Duroy murmura : — J’adore les environs de Paris, j’ai des souvenirs de fritures qui sont les meilleurs de mon existence.

Elle répondit : — Et les canots ! Comme c’est gentil de glisser sur l’eau au coucher du soleil.

Puis ils se turent comme s’ils n’avaient point osé continuer ces épanchements sur leur vie passée, et ils demeurèrent muets, savourant peut-être déjà la poésie des regrets.

Duroy, assis en face de sa femme, prit sa main et la baisa lentement.

— Quand nous serons revenus, dit-il, nous irons quelquefois dîner à Chatou.

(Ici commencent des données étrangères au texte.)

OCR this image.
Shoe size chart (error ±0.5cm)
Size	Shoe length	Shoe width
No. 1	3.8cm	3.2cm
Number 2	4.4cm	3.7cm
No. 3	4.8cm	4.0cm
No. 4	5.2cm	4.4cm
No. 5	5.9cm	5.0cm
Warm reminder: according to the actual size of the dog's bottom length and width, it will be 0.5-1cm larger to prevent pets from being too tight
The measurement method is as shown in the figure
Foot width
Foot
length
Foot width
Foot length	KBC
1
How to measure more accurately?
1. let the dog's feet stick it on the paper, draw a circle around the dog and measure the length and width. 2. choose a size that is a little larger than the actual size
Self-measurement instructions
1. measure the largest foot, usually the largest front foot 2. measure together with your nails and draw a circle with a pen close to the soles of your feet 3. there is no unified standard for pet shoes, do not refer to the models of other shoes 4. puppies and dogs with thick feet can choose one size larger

Elle murmura : — Nous aurons tant de choses à faire ! — sur un ton qui semblait signifier : « Il faudra sacrifier l’agréable à l’utile. »

Il tenait toujours sa main, se demandant avec inquiétude par quelle transition il arriverait aux caresses. Il n’eût point été troublé de même devant l’ignorance d’une jeune fille ; mais l’intelligence alerte et rusée qu’il sentait en Madeleine rendait embarrassée son attitude. Il avait peur de lui sembler niais, trop timide ou trop brutal, trop lent ou trop prompt.

Il serrait cette main par petites pressions, sans qu’elle répondît à son appel. Il dit :

— Ça me semble très drôle que vous soyez ma femme.

Elle parut surprise : — Pourquoi ça ?

— Je ne sais pas. Ça me semble drôle. J’ai envie de vous embrasser, et je m’étonne d’en avoir le droit.

Elle lui tendit tranquillement sa joue, qu’il baisa comme il eût baisé celle d’une sœur.